First analyse your OVERHEAD. You are missing about 70% of it.
You must be new at contracting! It shows up just before bankruptsy.
As time goes by you loose sense of how much your expenses are and how much you owe on materials. I don`t like it but I have no choice to spend 5 minutes after filling in at the pump, or when in a hurry buying materials etc. ENTERING transactions - the expenses and the purchases etc. as soon as they occur will keep you up to date as long as you keep adding them every week or so. Don`t forget to factor in the insurance, licences, or other things that you must pay once a year. 
You should do OK if you add 50% on top of your estimate.

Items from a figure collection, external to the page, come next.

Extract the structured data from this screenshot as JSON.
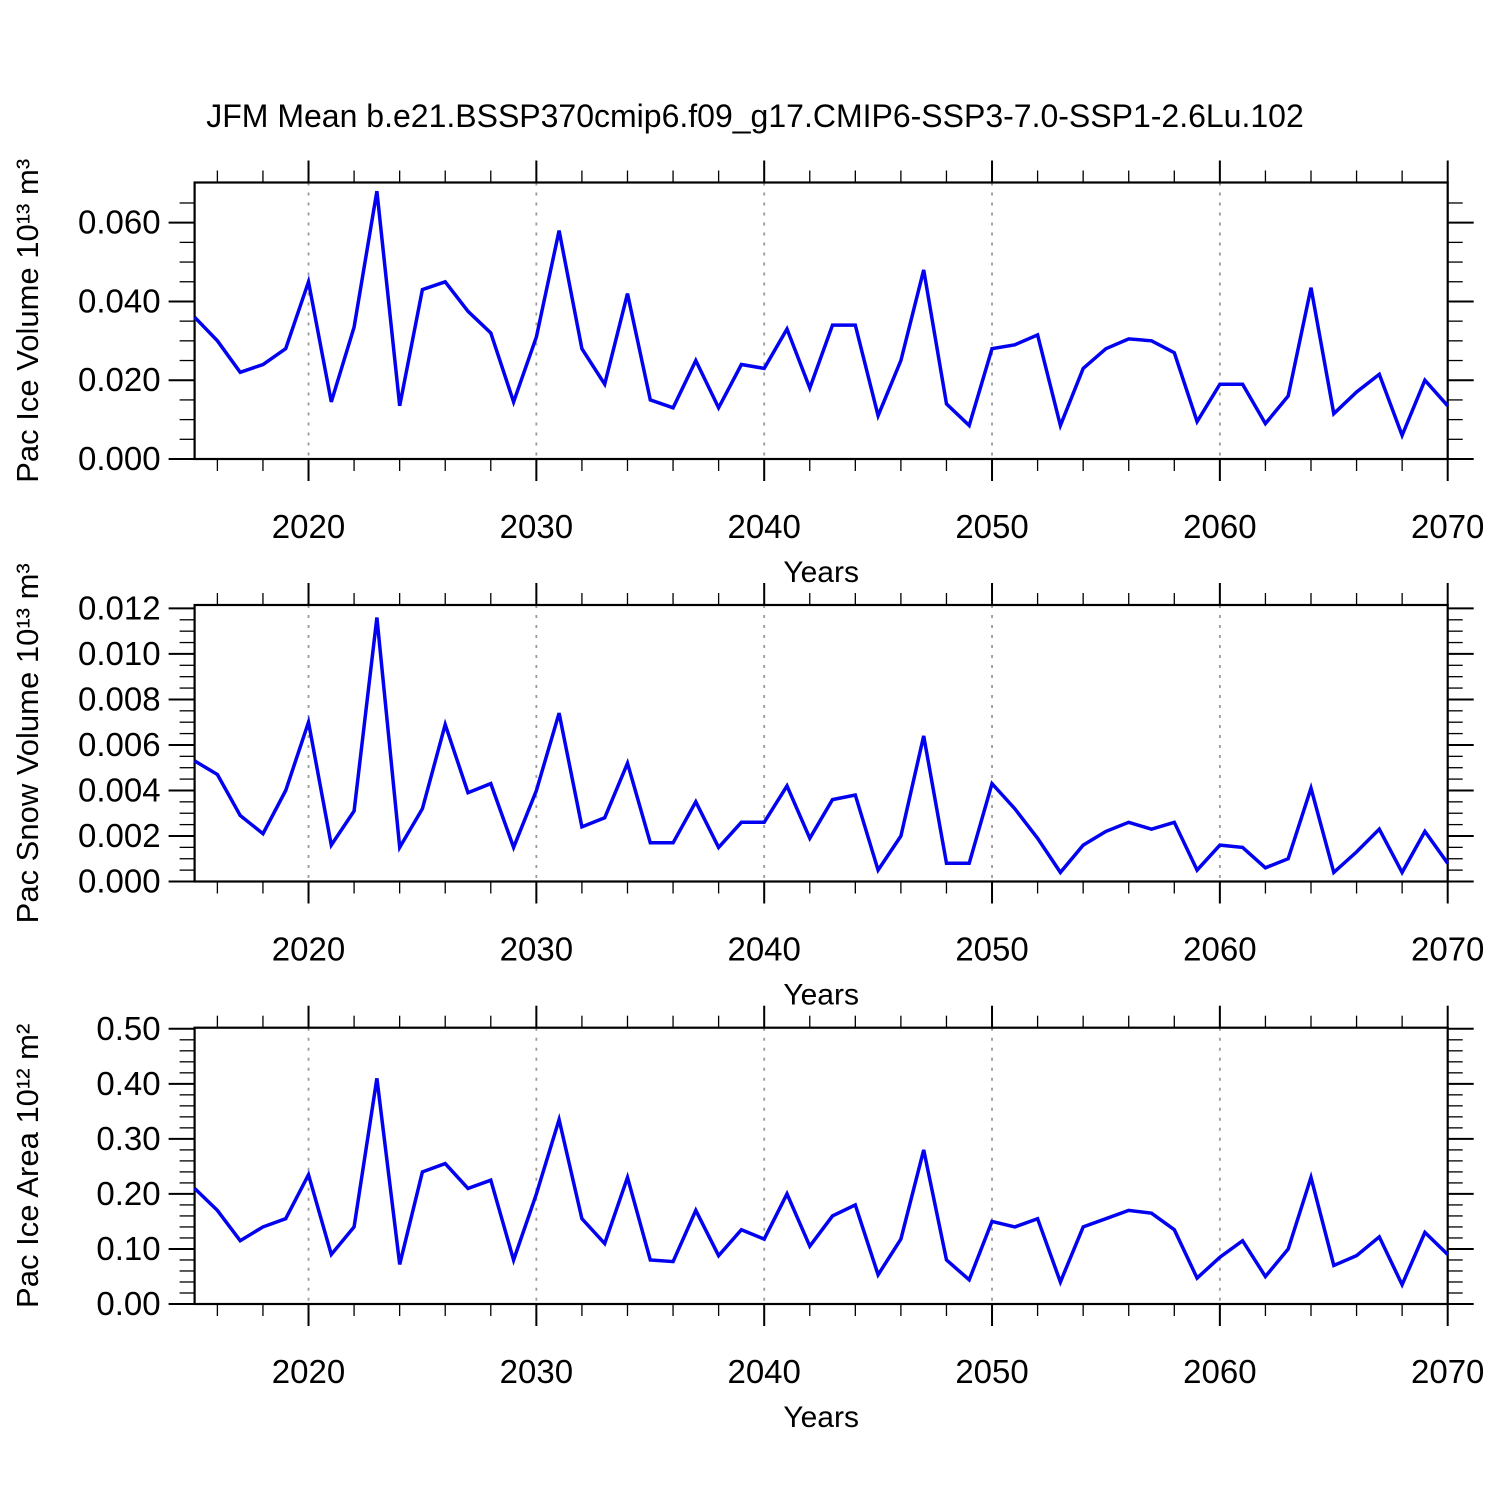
{
  "title": "JFM Mean b.e21.BSSP370cmip6.f09_g17.CMIP6-SSP3-7.0-SSP1-2.6Lu.102",
  "figure": {
    "background": "#ffffff",
    "line_color": "#0202f0",
    "grid_color": "#9a9a9a",
    "frame_color": "#000000"
  },
  "chart_data": {
    "type": "line",
    "x": {
      "label": "Years",
      "range": [
        2015,
        2070
      ],
      "major_ticks": [
        2020,
        2030,
        2040,
        2050,
        2060,
        2070
      ],
      "major_tick_labels": [
        "2020",
        "2030",
        "2040",
        "2050",
        "2060",
        "2070"
      ],
      "minor_ticks": [
        2016,
        2018,
        2022,
        2024,
        2026,
        2028,
        2032,
        2034,
        2036,
        2038,
        2042,
        2044,
        2046,
        2048,
        2052,
        2054,
        2056,
        2058,
        2062,
        2064,
        2066,
        2068
      ],
      "grid_lines": [
        2020,
        2030,
        2040,
        2050,
        2060
      ],
      "years": [
        2015,
        2016,
        2017,
        2018,
        2019,
        2020,
        2021,
        2022,
        2023,
        2024,
        2025,
        2026,
        2027,
        2028,
        2029,
        2030,
        2031,
        2032,
        2033,
        2034,
        2035,
        2036,
        2037,
        2038,
        2039,
        2040,
        2041,
        2042,
        2043,
        2044,
        2045,
        2046,
        2047,
        2048,
        2049,
        2050,
        2051,
        2052,
        2053,
        2054,
        2055,
        2056,
        2057,
        2058,
        2059,
        2060,
        2061,
        2062,
        2063,
        2064,
        2065,
        2066,
        2067,
        2068,
        2069,
        2070
      ]
    },
    "panels": [
      {
        "id": "pac-ice-volume",
        "ylabel": "Pac Ice Volume 10¹³ m³",
        "xlabel": "Years",
        "ylim": [
          0,
          0.0702
        ],
        "ymajor_values": [
          0.0,
          0.02,
          0.04,
          0.06
        ],
        "ymajor_labels": [
          "0.000",
          "0.020",
          "0.040",
          "0.060"
        ],
        "yminor_step": 0.005,
        "values": [
          0.036,
          0.03,
          0.022,
          0.024,
          0.028,
          0.045,
          0.0145,
          0.0335,
          0.068,
          0.0135,
          0.043,
          0.045,
          0.0375,
          0.032,
          0.0145,
          0.031,
          0.058,
          0.028,
          0.019,
          0.042,
          0.015,
          0.013,
          0.025,
          0.013,
          0.024,
          0.023,
          0.033,
          0.018,
          0.034,
          0.034,
          0.011,
          0.025,
          0.048,
          0.014,
          0.0085,
          0.028,
          0.029,
          0.0315,
          0.0085,
          0.023,
          0.028,
          0.0305,
          0.03,
          0.027,
          0.0095,
          0.019,
          0.019,
          0.009,
          0.016,
          0.0435,
          0.0115,
          0.017,
          0.0215,
          0.006,
          0.02,
          0.0135
        ]
      },
      {
        "id": "pac-snow-volume",
        "ylabel": "Pac Snow Volume 10¹³ m³",
        "xlabel": "Years",
        "ylim": [
          0,
          0.01215
        ],
        "ymajor_values": [
          0.0,
          0.002,
          0.004,
          0.006,
          0.008,
          0.01,
          0.012
        ],
        "ymajor_labels": [
          "0.000",
          "0.002",
          "0.004",
          "0.006",
          "0.008",
          "0.010",
          "0.012"
        ],
        "yminor_step": 0.0005,
        "values": [
          0.0053,
          0.0047,
          0.0029,
          0.0021,
          0.004,
          0.007,
          0.0016,
          0.0031,
          0.0116,
          0.0015,
          0.0032,
          0.0069,
          0.0039,
          0.0043,
          0.0015,
          0.004,
          0.0074,
          0.0024,
          0.0028,
          0.0052,
          0.0017,
          0.0017,
          0.0035,
          0.0015,
          0.0026,
          0.0026,
          0.0042,
          0.0019,
          0.0036,
          0.0038,
          0.0005,
          0.002,
          0.0064,
          0.0008,
          0.0008,
          0.0043,
          0.0032,
          0.0019,
          0.0004,
          0.0016,
          0.0022,
          0.0026,
          0.0023,
          0.0026,
          0.0005,
          0.0016,
          0.0015,
          0.0006,
          0.001,
          0.0041,
          0.0004,
          0.0013,
          0.0023,
          0.0004,
          0.0022,
          0.0008
        ]
      },
      {
        "id": "pac-ice-area",
        "ylabel": "Pac Ice Area 10¹² m²",
        "xlabel": "Years",
        "ylim": [
          0,
          0.502
        ],
        "ymajor_values": [
          0.0,
          0.1,
          0.2,
          0.3,
          0.4,
          0.5
        ],
        "ymajor_labels": [
          "0.00",
          "0.10",
          "0.20",
          "0.30",
          "0.40",
          "0.50"
        ],
        "yminor_step": 0.02,
        "values": [
          0.21,
          0.17,
          0.115,
          0.14,
          0.155,
          0.235,
          0.09,
          0.14,
          0.41,
          0.072,
          0.24,
          0.255,
          0.21,
          0.225,
          0.08,
          0.2,
          0.335,
          0.155,
          0.11,
          0.23,
          0.08,
          0.077,
          0.17,
          0.088,
          0.135,
          0.118,
          0.2,
          0.105,
          0.16,
          0.18,
          0.053,
          0.118,
          0.28,
          0.08,
          0.044,
          0.15,
          0.14,
          0.155,
          0.04,
          0.14,
          0.155,
          0.17,
          0.165,
          0.135,
          0.047,
          0.085,
          0.115,
          0.05,
          0.1,
          0.23,
          0.07,
          0.088,
          0.122,
          0.035,
          0.13,
          0.09
        ]
      }
    ]
  }
}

add all items (points, openings, whatever you call them) it will take one hour each or more if extra outdoor lights, fans, pot lights, other controls etc. ( a 4 gang sw box is 4 openings = 4 hrs and so on.) So many points x $70.00 = labor + all materials & equipment, fixtures etc. + permit + arc fault c. breakers and all gfci`s. Remember that you have to be a quick worker to use only one hour per point. You will realize this only when you do the finishing. Roughing in only takes 23 minutes for each item (using roomex) - but you are far from being at half way. Remember to add numerous trips to the site because somebody else is not yet finished for you to continue, others will slow you down and you may not have other job to go to. Also add about 6 hrs off site for initial job preperations etc.
I know that somebody will certainly disagree with me - I would wonder how old is the vehicle they drive, quality of life they have etc.
Be smart - I made all those mistakes initially. 
P.S. The service price is calculated by itself. It is not included above.
You may still be travelling to this home one year from now if this is a private homeowner construction. 
Good luck - MDC


----------